An even bigger change that’s coming with SQL Server 2016 is support for Linux. It’s obviously intended as a way to attract customers dissatisfied with Oracle who don’t want to move to Windows Server and to support customers already using Linux on Azure (much like Microsoft’s move to bring .NET to Linux). (http://www.cio.com/article/3026664/open-source-tools/the-real-reason-microsoft-open-sourced-net.html)

“Today, Linux is the most popular operating system for databases, whether on-premise or cloud,” said Yuhanna. “While the results of this move will surely come over time, we believe it’s the right move, a bit too late, but nevertheless it’s likely to put pressure on Oracle and Amazon AWS and take away some database market share.”

Pricing

Microsoft is fond of pointing out the price advantage of SQL Server by claiming that everything is built-in. That’s true of the Enterprise Edition, which you need to get Availability Groups, Always Encrypted, Temporal Tables and Mobile BI. “We think that for now, Always Encrypted is a very specific scenario for enterprise customers,” Hotti said. “Enterprise is not only about massive scale but it’s also about features we think are relevant to the enterprise. Mobile BI is right now is enterprise only, because it gives additional value.”

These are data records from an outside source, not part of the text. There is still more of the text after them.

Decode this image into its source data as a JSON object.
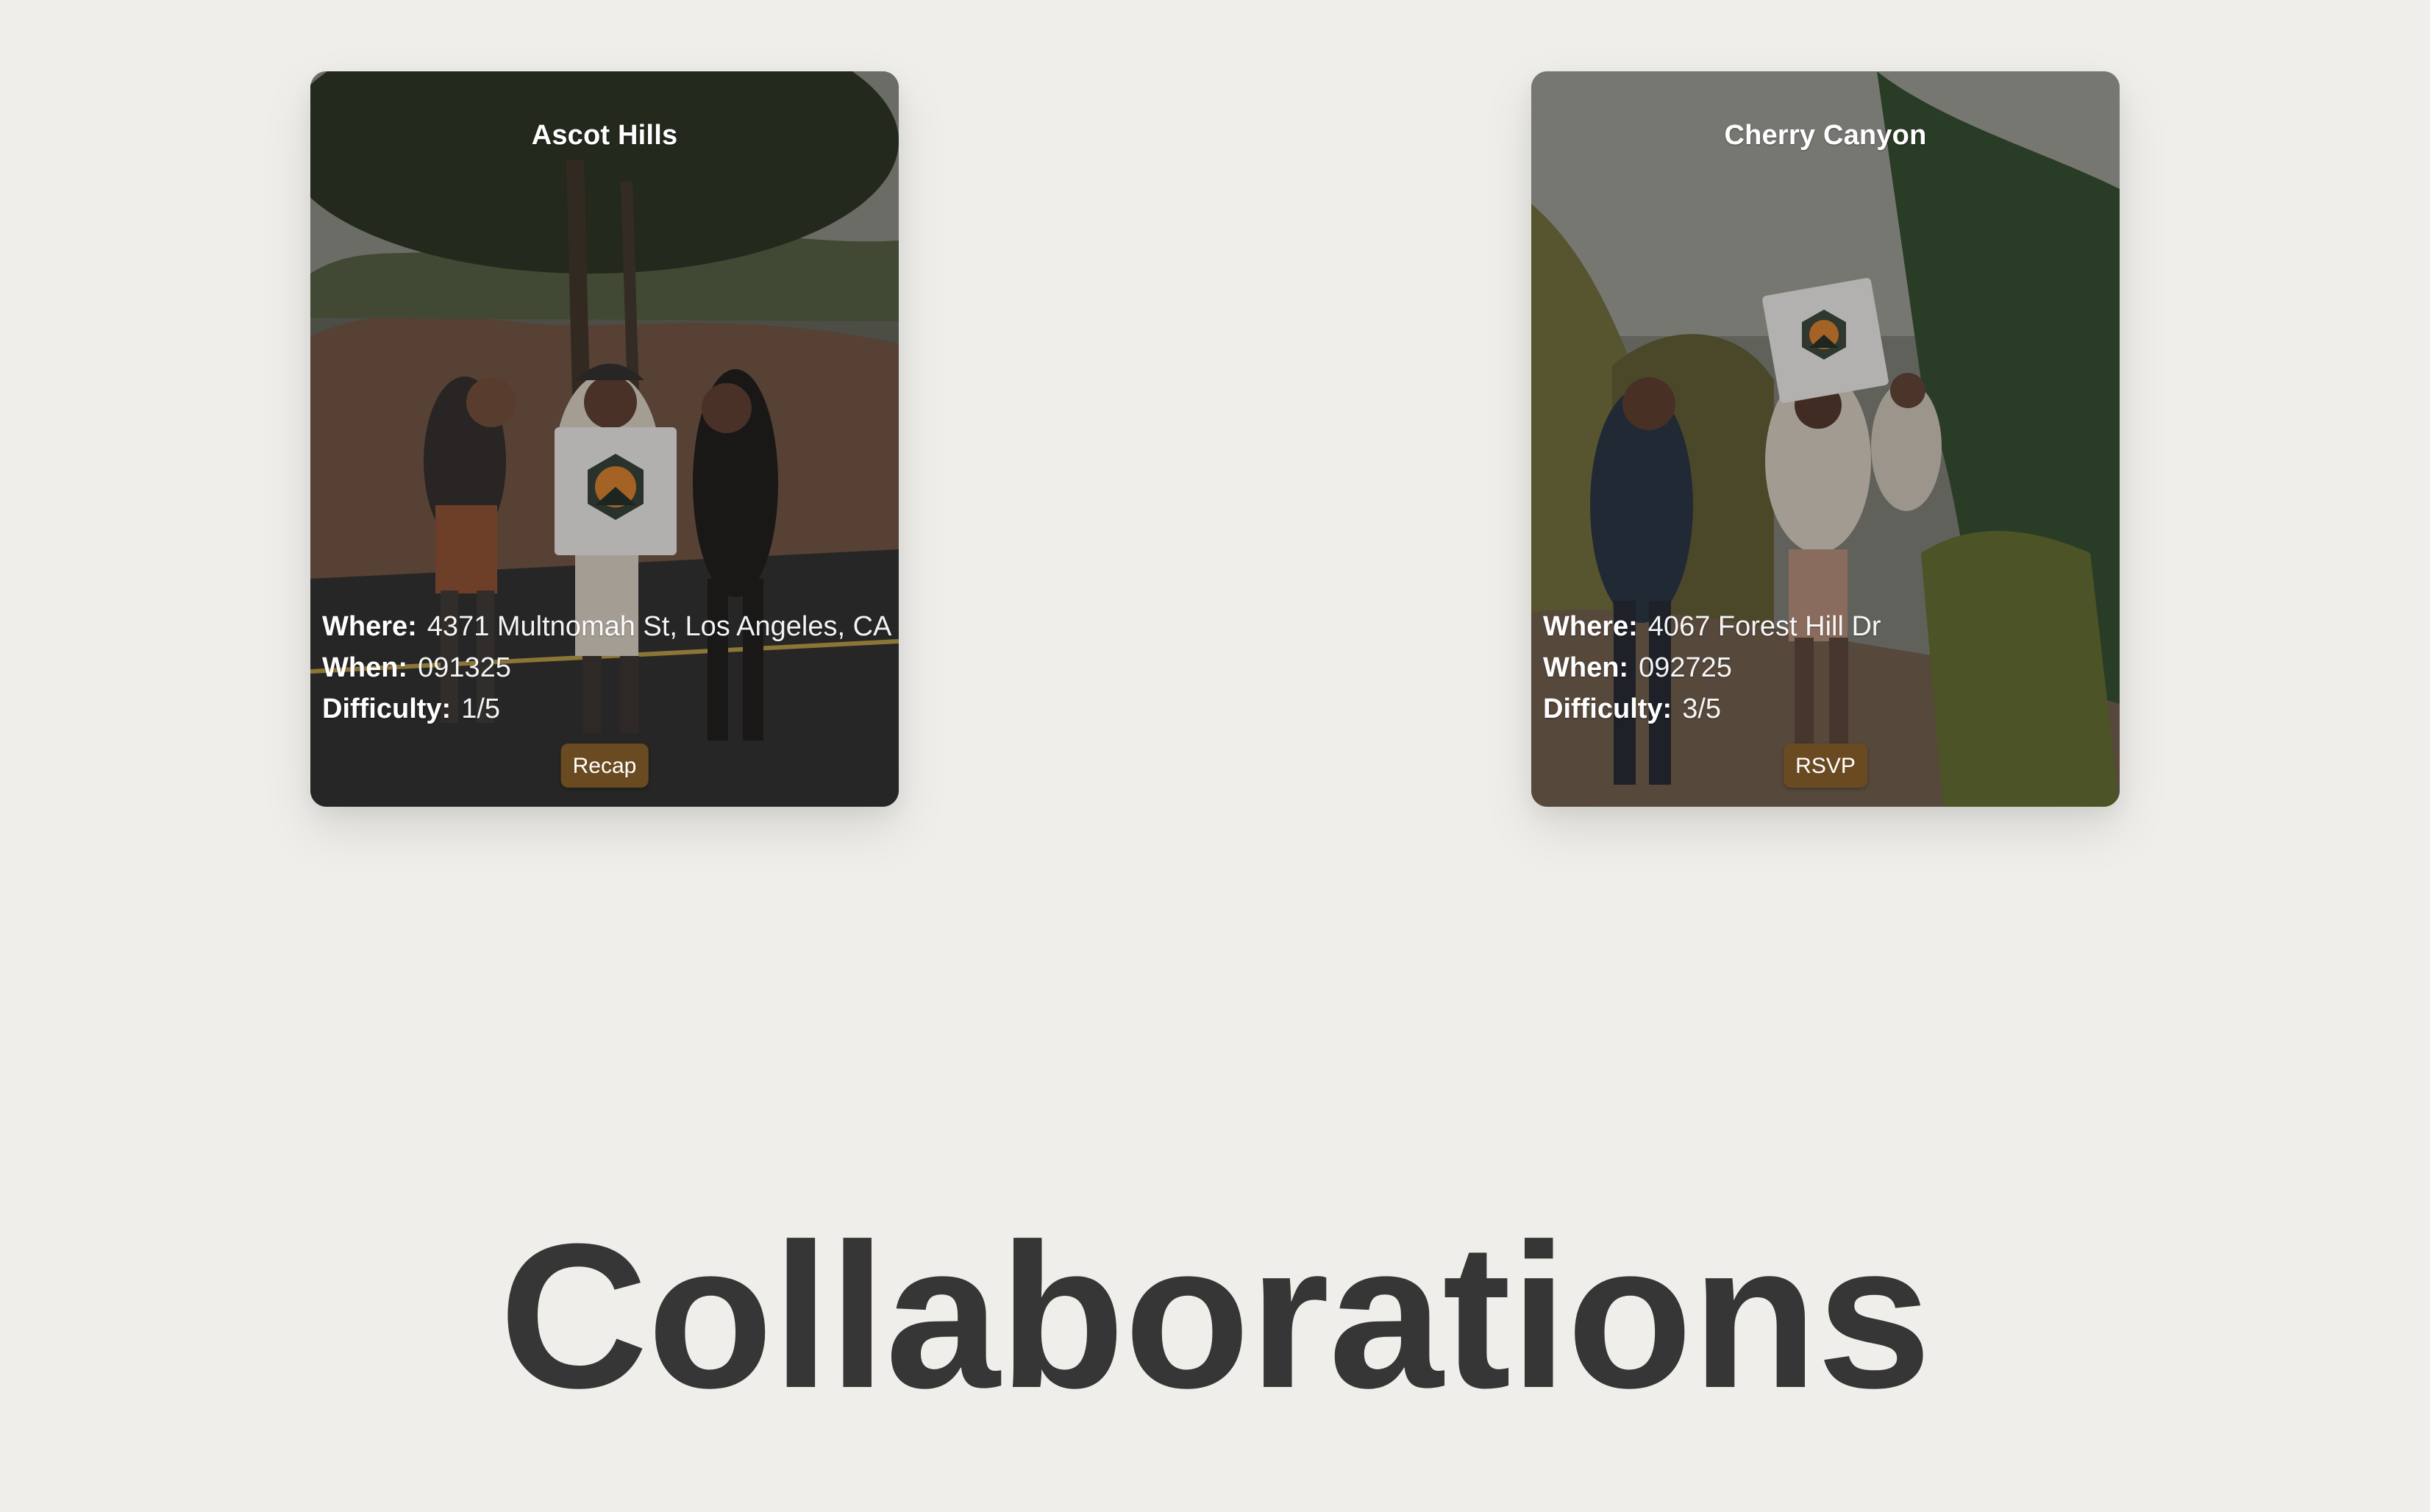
{
  "cards": [
    {
      "title": "Ascot Hills",
      "where_label": "Where:",
      "where_value": "4371 Multnomah St, Los Angeles, CA",
      "when_label": "When:",
      "when_value": "091325",
      "difficulty_label": "Difficulty:",
      "difficulty_value": "1/5",
      "button_label": "Recap",
      "photo": "group-hikers-holding-sign-photo"
    },
    {
      "title": "Cherry Canyon",
      "where_label": "Where:",
      "where_value": "4067 Forest Hill Dr",
      "when_label": "When:",
      "when_value": "092725",
      "difficulty_label": "Difficulty:",
      "difficulty_value": "3/5",
      "button_label": "RSVP",
      "photo": "hikers-on-trail-photo"
    }
  ],
  "section": {
    "heading": "Collaborations"
  },
  "colors": {
    "page_background": "#efeeea",
    "heading_text": "#363636",
    "button_background": "#6a4a21",
    "card_text": "#ffffff"
  }
}
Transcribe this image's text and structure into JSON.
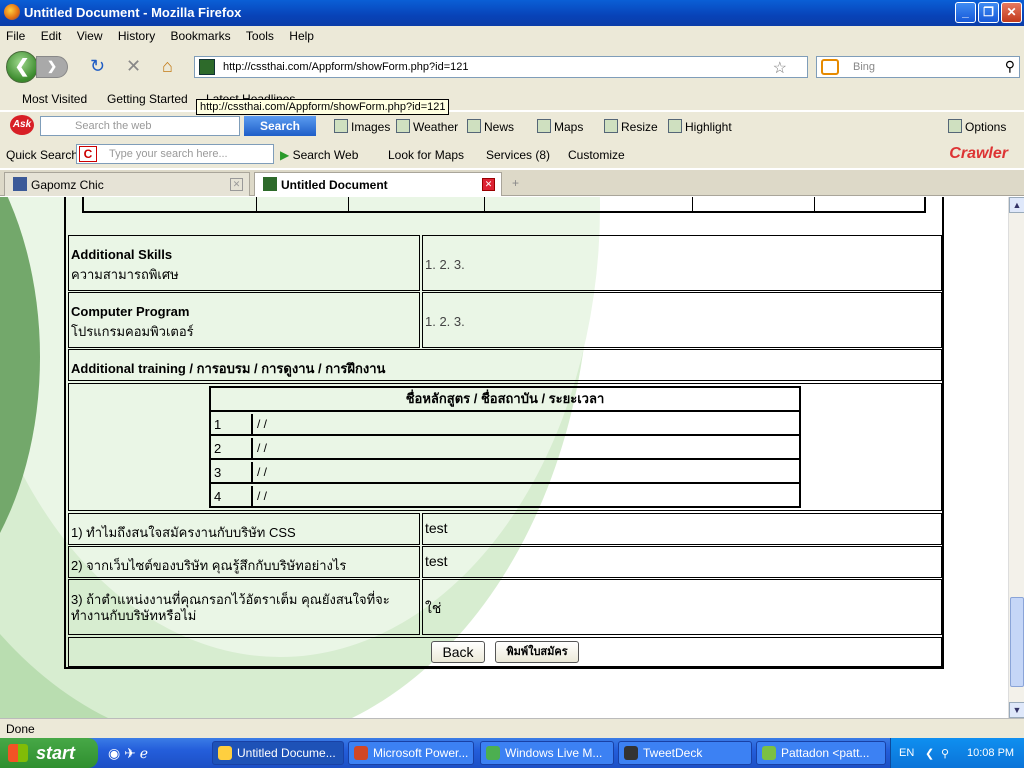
{
  "window": {
    "title": "Untitled Document - Mozilla Firefox"
  },
  "menu": [
    "File",
    "Edit",
    "View",
    "History",
    "Bookmarks",
    "Tools",
    "Help"
  ],
  "nav": {
    "url": "http://cssthai.com/Appform/showForm.php?id=121",
    "search_placeholder": "Bing"
  },
  "bookmarks": {
    "most_visited": "Most Visited",
    "getting_started": "Getting Started",
    "latest_headlines": "Latest Headlines"
  },
  "tooltip": "http://cssthai.com/Appform/showForm.php?id=121",
  "ask_toolbar": {
    "placeholder": "Search the web",
    "search_button": "Search",
    "items": [
      "Images",
      "Weather",
      "News",
      "Maps",
      "Resize",
      "Highlight",
      "Options"
    ]
  },
  "quick_search": {
    "label": "Quick Search:",
    "placeholder": "Type your search here...",
    "items": [
      "Search Web",
      "Look for Maps",
      "Services (8)",
      "Customize"
    ],
    "brand": "Crawler"
  },
  "tabs": [
    {
      "label": "Gapomz Chic",
      "active": false
    },
    {
      "label": "Untitled Document",
      "active": true
    }
  ],
  "form": {
    "additional_skills": {
      "label_en": "Additional Skills",
      "label_th": "ความสามารถพิเศษ",
      "value": "1. 2. 3."
    },
    "computer_program": {
      "label_en": "Computer Program",
      "label_th": "โปรแกรมคอมพิวเตอร์",
      "value": "1. 2. 3."
    },
    "training": {
      "heading": "Additional training / การอบรม / การดูงาน / การฝึกงาน",
      "table_header": "ชื่อหลักสูตร / ชื่อสถาบัน / ระยะเวลา",
      "rows": [
        {
          "num": "1",
          "value": "/ /"
        },
        {
          "num": "2",
          "value": "/ /"
        },
        {
          "num": "3",
          "value": "/ /"
        },
        {
          "num": "4",
          "value": "/ /"
        }
      ]
    },
    "questions": [
      {
        "q": "1) ทำไมถึงสนใจสมัครงานกับบริษัท CSS",
        "a": "test"
      },
      {
        "q": "2) จากเว็บไซต์ของบริษัท คุณรู้สึกกับบริษัทอย่างไร",
        "a": "test"
      },
      {
        "q": "3) ถ้าตำแหน่งงานที่คุณกรอกไว้อัตราเต็ม คุณยังสนใจที่จะทำงานกับบริษัทหรือไม่",
        "a": "ใช่"
      }
    ],
    "back_button": "Back",
    "print_button": "พิมพ์ใบสมัคร"
  },
  "status": "Done",
  "taskbar": {
    "start": "start",
    "items": [
      "Untitled Docume...",
      "Microsoft Power...",
      "Windows Live M...",
      "TweetDeck",
      "Pattadon <patt..."
    ],
    "lang": "EN",
    "time": "10:08 PM"
  }
}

SQL Server 2016 does have the same list price as the previous two versions, but the SQL Server BI edition goes away. If you have Software Assurance, your licenses will be converted to Enterprise Edition, but that also means you switch to paying per core, rather than for the server and calls. The costs could be very different for some businesses and will likely balance out any savings you’ll make from the changes in developer licensing.